Evidence Rating Level: 2 (Good)
Frailty is associated with age, biological processes, health status, and a range of other factors. Similarly, subjective age is also dependent on these variables and defined as the age one experiences themselves as being. The relationship between subjective age and frailty is poorly understood. This prospective cohort study of 2,592 community-dwelling older adults (M [SD] age = 75.2 [6.8] years, 58% female, 76% White) from the National Health and Aging Trends Study sought to examine this relationship. Frailty was quantified through five phenotypic criteria: exhaustion, unintentional weight loss, low physical activity, slow gait, weak grip strength.

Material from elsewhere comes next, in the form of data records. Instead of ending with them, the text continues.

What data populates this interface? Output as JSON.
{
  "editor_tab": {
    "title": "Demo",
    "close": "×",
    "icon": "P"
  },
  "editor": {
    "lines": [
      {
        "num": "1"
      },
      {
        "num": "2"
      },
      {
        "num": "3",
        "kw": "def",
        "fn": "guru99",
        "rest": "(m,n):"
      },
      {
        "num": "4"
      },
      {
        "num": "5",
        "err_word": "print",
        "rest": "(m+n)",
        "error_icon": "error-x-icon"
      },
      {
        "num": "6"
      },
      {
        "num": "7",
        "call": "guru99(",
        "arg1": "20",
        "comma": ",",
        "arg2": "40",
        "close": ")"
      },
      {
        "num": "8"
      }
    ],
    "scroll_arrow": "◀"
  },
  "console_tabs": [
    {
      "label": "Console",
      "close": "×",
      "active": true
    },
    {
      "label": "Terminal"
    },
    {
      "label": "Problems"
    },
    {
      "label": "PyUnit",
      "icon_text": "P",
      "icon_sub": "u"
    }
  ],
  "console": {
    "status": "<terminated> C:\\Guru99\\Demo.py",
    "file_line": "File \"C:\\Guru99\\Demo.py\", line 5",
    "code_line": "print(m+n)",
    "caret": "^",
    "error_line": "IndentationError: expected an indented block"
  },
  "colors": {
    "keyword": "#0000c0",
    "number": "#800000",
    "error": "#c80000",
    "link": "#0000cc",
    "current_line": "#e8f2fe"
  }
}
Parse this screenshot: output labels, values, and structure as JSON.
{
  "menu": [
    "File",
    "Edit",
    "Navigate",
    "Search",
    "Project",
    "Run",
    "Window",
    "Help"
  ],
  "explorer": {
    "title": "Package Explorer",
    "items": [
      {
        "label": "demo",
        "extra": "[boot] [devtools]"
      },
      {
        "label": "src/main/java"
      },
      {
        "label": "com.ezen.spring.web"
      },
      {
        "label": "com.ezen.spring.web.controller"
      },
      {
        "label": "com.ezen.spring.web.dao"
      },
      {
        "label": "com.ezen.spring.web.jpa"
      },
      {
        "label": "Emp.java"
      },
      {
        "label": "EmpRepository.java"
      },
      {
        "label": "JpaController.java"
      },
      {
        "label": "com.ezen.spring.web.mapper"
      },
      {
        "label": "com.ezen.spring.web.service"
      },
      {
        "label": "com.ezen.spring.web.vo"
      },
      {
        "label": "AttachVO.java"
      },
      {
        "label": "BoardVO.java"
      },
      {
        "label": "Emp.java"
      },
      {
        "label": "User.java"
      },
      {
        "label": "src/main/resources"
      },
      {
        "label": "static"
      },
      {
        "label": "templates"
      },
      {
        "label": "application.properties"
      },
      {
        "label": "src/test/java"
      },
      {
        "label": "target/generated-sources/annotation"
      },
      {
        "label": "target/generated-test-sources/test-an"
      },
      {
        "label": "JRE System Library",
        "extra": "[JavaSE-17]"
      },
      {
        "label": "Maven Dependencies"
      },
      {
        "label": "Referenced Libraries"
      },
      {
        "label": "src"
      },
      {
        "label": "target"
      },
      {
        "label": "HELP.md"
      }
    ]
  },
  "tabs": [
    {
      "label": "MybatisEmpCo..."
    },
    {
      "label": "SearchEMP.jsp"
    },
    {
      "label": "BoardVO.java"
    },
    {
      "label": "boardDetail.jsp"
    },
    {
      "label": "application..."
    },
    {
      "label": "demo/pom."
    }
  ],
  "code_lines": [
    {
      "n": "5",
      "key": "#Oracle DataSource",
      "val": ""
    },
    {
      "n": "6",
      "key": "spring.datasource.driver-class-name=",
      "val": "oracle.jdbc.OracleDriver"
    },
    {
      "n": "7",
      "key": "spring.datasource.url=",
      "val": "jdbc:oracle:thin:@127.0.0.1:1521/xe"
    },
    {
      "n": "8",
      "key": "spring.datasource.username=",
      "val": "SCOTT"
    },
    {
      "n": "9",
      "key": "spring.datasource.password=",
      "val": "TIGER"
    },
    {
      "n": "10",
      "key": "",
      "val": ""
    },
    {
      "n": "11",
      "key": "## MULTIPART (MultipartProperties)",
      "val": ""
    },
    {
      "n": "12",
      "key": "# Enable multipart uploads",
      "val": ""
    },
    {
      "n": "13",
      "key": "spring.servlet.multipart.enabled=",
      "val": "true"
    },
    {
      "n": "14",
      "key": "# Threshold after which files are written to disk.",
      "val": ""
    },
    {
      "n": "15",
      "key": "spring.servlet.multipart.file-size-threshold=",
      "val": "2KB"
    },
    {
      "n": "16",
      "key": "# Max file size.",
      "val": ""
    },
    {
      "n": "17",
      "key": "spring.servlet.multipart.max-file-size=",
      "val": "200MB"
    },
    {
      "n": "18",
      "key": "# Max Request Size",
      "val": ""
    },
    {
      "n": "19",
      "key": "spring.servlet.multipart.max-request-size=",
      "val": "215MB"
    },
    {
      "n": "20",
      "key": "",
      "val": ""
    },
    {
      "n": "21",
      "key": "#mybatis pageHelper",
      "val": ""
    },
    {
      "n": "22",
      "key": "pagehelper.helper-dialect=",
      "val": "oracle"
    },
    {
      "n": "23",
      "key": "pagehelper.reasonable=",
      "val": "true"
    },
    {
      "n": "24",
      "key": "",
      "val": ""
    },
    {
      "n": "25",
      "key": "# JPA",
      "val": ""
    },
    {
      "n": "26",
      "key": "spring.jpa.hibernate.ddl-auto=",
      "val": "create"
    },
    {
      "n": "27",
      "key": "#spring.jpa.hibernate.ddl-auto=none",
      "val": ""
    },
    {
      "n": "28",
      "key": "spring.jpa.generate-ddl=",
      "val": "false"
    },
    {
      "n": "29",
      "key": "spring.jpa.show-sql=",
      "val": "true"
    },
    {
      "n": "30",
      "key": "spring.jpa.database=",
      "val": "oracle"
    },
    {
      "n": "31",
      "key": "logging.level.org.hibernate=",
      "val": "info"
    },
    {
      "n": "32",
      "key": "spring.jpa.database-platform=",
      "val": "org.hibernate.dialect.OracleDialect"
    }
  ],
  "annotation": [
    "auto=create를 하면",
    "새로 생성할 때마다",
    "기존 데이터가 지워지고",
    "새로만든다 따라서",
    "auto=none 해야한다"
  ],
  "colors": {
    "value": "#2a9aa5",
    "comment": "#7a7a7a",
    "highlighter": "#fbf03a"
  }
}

The following categories were then used to define the number of criteria met: robust (0), pre-frailty (1-2), frailty (≥3). Subjective age was determined by self-report and was a response to the age that the participants feel most of the time. These categories comprised 45%, 46%, and 9% of participants, respectively. Approximately 77% of participants felt younger than their chronological age while 18% felt the same age and 5% felt older. Feeling older than one’s chronological age was predictive of a higher likelihood of frailty and pre-frailty (OR = 1.93, 95% CI 1.45 to 2.56). Overall, this study suggests that those whose subjective ages exceed their chronological ages are more likely to be frail or pre-frail. These findings could be used to develop brief screeners that could indicate frailty level and risk of negative outcomes as a result.